By Natalie Sit
The printed page has evolved considerably since Johannes Gutenberg mass-produced the bible in 1455, Ben Frankin’s colonial lending library and the rotary press. While webbed newspapers, glossy magazines and paperback books deliver literature to billions worldwide on a daily basis, you can only carry or house so many at once.
E-books may be the next innovation, allowing anyone to access, carry and house limitless electronic libraries in perpetuity.
Electronic texts have a primary advantage to traditional books: no dead trees. With nothing physical to move or store, distribution costs are trivial, supply equals demand exactly. No longer do publishers have to waste resources on printing, distributing and destroying unsold books. E-books are immediately available to anyone anywhere at any time. Both brick and mortar stores and electronic storefronts can stock an unlimited selection of e-books, make them searchable and deliver on demand.
Most computers are already capable of displaying e-books. With the development and commercialization of new e-book
viewing technologies on handheld computers and print-quality mutable digital paper, e-book tablets can soon look and feel like traditional books, but without the paper cuts. While somewhat costly at a few hundred dollars each, e-book tablets quickly pay for themselves through storage savings alone. Ruggedized, water-proof, self-illuminating tablets that are much more durable than conventional books are now approaching commercialization, and tablet lighting can be made more efficient than incandescent or fluorescent bulbs.
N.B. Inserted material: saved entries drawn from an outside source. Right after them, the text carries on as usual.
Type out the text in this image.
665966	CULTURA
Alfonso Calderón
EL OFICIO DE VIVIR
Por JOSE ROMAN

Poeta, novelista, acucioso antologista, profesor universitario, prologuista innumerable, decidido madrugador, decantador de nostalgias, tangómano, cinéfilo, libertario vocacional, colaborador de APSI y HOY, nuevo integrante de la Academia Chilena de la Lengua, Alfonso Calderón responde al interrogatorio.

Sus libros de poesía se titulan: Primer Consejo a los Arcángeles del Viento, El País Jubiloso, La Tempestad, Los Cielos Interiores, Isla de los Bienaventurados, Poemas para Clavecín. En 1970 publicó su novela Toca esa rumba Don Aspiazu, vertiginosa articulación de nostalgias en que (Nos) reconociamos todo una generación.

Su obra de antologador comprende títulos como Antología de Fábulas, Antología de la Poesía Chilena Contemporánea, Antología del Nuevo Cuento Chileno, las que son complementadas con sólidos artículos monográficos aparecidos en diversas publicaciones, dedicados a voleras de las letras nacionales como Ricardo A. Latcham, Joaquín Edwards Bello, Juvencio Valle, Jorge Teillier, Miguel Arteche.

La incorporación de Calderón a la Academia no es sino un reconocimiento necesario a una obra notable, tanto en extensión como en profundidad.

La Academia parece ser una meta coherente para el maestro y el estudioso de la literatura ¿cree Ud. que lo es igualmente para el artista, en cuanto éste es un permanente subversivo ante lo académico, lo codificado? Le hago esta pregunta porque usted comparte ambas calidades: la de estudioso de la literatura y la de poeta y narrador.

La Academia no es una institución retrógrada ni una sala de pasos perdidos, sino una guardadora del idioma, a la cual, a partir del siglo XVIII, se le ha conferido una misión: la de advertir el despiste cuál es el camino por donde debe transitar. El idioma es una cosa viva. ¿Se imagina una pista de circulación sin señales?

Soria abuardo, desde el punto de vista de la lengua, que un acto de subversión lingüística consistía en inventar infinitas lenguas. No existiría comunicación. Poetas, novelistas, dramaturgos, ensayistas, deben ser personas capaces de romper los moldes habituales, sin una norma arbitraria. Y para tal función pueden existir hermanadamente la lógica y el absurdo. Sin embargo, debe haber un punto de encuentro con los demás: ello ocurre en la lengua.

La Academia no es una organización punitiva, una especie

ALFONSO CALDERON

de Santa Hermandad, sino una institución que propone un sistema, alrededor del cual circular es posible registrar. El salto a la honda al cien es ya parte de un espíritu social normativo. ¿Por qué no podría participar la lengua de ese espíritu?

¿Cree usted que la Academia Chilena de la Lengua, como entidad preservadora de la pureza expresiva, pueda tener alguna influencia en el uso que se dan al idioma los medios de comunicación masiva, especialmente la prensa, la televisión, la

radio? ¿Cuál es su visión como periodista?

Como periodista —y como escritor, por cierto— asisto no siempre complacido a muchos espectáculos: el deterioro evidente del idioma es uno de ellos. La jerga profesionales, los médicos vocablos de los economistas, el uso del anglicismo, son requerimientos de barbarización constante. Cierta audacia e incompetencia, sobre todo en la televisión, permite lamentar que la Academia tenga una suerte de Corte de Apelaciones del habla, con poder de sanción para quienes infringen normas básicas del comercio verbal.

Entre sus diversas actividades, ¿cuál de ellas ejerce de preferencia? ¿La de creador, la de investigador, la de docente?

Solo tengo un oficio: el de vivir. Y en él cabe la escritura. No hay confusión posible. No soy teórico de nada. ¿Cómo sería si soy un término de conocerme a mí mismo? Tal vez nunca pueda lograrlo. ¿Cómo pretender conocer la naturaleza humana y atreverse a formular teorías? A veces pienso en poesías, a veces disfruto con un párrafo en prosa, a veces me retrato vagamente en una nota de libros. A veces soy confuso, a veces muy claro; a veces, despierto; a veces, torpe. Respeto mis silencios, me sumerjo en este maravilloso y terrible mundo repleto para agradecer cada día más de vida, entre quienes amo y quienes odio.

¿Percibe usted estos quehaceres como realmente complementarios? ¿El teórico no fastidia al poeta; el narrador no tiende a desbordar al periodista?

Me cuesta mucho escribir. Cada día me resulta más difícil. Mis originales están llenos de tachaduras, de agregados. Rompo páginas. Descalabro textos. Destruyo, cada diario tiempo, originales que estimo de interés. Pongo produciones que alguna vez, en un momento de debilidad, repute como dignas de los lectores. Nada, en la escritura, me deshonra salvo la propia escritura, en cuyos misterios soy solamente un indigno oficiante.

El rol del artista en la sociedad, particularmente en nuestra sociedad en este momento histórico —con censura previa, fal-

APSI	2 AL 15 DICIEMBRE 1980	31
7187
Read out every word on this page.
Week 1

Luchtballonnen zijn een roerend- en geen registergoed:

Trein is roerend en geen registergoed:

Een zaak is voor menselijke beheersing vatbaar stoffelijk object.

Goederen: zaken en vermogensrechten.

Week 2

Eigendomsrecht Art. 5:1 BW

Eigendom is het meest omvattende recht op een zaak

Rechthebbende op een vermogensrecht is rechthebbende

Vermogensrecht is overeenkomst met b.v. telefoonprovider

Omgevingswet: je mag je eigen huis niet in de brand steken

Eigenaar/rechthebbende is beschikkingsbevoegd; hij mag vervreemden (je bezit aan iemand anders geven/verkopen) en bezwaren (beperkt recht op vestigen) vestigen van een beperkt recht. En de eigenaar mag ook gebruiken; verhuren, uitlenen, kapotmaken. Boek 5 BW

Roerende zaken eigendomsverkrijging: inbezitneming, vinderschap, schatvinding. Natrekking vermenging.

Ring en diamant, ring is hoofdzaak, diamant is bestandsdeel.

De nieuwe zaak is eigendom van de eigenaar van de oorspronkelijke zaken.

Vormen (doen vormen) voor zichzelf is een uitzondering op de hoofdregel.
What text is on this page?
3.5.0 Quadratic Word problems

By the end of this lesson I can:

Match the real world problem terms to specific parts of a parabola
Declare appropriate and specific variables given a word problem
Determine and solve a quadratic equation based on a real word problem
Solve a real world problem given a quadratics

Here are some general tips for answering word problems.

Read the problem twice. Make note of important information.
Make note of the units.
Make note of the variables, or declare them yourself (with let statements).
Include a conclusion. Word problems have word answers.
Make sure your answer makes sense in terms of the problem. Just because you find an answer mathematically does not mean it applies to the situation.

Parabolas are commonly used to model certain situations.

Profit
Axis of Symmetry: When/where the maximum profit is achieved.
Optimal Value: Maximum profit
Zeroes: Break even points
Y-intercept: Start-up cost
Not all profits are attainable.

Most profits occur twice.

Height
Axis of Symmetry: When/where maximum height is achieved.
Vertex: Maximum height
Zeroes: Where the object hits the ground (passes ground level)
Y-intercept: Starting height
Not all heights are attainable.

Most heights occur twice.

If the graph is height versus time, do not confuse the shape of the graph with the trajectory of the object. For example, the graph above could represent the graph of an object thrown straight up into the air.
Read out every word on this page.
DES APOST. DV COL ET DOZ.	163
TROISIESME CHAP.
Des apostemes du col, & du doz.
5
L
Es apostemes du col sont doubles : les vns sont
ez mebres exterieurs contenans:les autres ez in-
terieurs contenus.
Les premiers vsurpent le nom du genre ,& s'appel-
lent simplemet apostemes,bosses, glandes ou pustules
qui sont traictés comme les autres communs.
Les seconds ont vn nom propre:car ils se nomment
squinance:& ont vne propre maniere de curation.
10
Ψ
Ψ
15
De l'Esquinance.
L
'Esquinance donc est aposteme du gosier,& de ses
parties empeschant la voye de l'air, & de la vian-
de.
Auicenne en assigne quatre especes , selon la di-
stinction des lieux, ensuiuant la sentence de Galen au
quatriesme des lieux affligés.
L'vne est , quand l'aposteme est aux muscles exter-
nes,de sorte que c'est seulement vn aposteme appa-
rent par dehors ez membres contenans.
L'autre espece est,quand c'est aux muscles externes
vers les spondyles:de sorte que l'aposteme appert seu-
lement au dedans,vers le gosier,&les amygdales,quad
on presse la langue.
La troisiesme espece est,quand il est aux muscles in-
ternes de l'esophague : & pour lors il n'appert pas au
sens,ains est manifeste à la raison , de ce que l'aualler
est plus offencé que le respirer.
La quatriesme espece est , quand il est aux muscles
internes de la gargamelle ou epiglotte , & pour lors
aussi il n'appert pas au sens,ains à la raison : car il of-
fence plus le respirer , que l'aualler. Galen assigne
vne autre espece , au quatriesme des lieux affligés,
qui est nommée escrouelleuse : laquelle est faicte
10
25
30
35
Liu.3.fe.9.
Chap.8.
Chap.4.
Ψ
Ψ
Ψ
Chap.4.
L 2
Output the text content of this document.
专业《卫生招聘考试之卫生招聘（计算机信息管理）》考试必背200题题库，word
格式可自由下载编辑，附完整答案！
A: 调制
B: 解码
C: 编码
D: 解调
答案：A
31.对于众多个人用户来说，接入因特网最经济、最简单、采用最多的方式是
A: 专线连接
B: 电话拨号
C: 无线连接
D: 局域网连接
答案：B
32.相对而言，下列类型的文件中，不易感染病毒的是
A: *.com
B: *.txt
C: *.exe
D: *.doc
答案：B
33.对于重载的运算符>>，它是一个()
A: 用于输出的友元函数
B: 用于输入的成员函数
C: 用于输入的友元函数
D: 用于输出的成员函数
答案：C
Yet another advantage e-books have is their longevity. E-books stored on even today’s primitive writable optical media will last hundreds of years, and duplicates are pennies each to produce compared to costly printed text which can degrade, get moldy or eaten within a few decades. The e-book you read today will be the same book 20 years from now. For libraries, immutability, in combination with user-specific and sharable bookmarks and annotations which don’t permanently alter the text or the book, has significant monetary advantages to say nothing of costs associated with air-conditioning buildings and reconditioning worn books.
Some claim that like so many other electronics gizmos before them, e-books will be lost to standards obsolescence. Most e-books available today are based on well-known, well-documented standards used by the hardcopy print industry, with roots dating back a couple decades. Standardization also means e-books can be enlarged or read aloud on a variety of devices, making them accessible to a much larger audience than traditional books.
Authors can also gain from e-books. Unlimited size means that authors can include as much content as they wish with fewer format restrictions and add levels of interactivity not possible with printed diagrams. Clickable cross-references which show the sources on screen are much more useful than footnotes. The low cost to produce and revise e-books means that more authors can publish and distribute more frequently without being independently wealthy. This also allows authors to distribute politically inconvenient texts and readers to conceal them.
Like the Gutenberg press, e-books will be the wave of the future.